Owner Finance vs. Conventional to Buy Rental Property

5 Replies

I am looking at a property to buy and hold as a rental. It is a 3 bed, 2, bath, 2 car garage, 1,800 sq. ft. built in 1980. It will need carpet, paint and a few minor repairs. The rental comps are $1100. I will be able to get that for this house, maybe a little more.

The owner wants $80,000, that’s his number; I might do a little better. The comps are around $110,000. I am estimating $12,000 in repairs to get it ready to rent.

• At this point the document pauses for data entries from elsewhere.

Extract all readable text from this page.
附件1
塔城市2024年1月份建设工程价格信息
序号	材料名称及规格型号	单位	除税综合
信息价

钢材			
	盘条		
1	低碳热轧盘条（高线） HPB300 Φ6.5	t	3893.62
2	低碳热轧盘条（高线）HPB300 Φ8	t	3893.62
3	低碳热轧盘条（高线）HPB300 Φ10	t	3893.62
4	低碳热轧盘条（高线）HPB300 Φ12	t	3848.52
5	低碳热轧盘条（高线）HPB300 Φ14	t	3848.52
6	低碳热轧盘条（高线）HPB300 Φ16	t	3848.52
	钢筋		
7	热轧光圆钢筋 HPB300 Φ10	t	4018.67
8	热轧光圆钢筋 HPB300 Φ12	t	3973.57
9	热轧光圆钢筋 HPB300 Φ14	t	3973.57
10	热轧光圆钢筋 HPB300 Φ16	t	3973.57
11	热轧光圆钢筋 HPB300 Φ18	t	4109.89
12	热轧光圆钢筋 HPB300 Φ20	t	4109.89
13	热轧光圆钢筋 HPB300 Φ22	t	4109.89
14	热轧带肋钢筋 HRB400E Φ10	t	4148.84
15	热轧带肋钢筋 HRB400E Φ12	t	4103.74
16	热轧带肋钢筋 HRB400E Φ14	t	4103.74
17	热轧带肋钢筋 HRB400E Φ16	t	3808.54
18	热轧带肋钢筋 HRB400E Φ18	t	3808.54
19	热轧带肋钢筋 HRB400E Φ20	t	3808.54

The owner said he would consider owner financing but on a max 10 year term. We didn’t talk down payment or rates. I chose 8% interest and 5% and 10% down. I don’t know if he would agree to these terms. I have not bought a property with owner financing, so I might be doing the math wrong. With that said; I came up with this:

    1. Owner financed, 10 years, 8% interest, 5% down, payment of $922, PITI $1168, cash down $4000

    2.Owner financed, 10 years, 8% interest, 10% down, payment of $874, PITI $1120, cash down $8000

    3.Conventional, 15 years, 5% interest, 20%, payment, payment of $506, PITI $752, cash down $16,000

    4.Conventional, 30 years, 5% interest, 20%, payment, payment of $344, PITI $590, cash down $16,000

With these numbers, it has a very negative cash flow for the owner financing scenarios. Both of the conventional routes should produce a decent cash flow. All the other variables will be the same, vacancy rate, repairs, etc.

I am in a cash position to absorb the negative cash flow. However, my current investing mind set is cash flow driven. Would you consider the owner financing on the 10 year term? Less cash to get into the deal and year 11 would look pretty good. Or would you put in more cash up front to have cash flow from the beginning?

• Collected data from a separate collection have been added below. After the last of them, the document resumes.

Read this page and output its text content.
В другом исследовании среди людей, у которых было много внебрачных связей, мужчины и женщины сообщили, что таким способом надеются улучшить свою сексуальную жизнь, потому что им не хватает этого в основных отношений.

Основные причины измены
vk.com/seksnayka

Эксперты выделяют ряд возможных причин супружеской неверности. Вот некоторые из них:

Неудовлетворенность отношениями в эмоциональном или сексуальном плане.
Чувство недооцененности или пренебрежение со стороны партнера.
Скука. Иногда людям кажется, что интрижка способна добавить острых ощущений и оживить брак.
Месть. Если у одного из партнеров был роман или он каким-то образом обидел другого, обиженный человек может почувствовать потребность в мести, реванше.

I didn't run the numbers myself but it looks like your payment on the owner financing options are assuming that you'll pay off the house in 10 years right? Would the seller be fine with you amortizing the loan for 30 years so that you have that lower payment of the conventional loan and then setting up a balloon in 5 or 10 years where you'd either have to refinance or just pay off the remainder of the loan out of pocket?

I agree with @Troy Stoehr

$72K

8%

30 yr Amor

Pmt 538.21

----------------------------

$76K

8%

30 yr Amor

Pmt $557.66

--------------------------------

This does not include insurance, taxes, maintenance, etc. Just PI.

@Troy Stoehr and @Brian Gibbons I will ask about amortizing for 30 years with a balloon at the end but I don't think he will be interested. If it had to be the 10 year amortization, would you do it?

What about getting a private lender for $75K, all cash at interest only at 6%? and own it, re fi down the road the Private Mortgage?

6% in a SDIRA.

See this for explanation.

http://equity-university.trustetc.com/library/general-resources/private-bank-concept

At low down payments, sellers may have some concern about winding up upside down if the place gets trashed and you walk away. Most sellers I've talked to want more than 20%.

What about having him hold a short term note, perhaps interest-only or no payments, until you get it rehabbed and rented? Then you proceed with a bank refinance and pay him off. Seller gets some money up front and a shorter risk duration. You get in for less than using a bank, can bring it up to market rent, and if all goes well, get it refi'ed at 75% LTV and perhaps have to come up with less of a DP than you would if you bought through bank initially.

I would punt on a ten year term. I finance at 15 year and cash flow is tight, but you're negative basically with just your base costs. If you believe in the 50% rule you'll be bleeding much cash, even if you can afford it.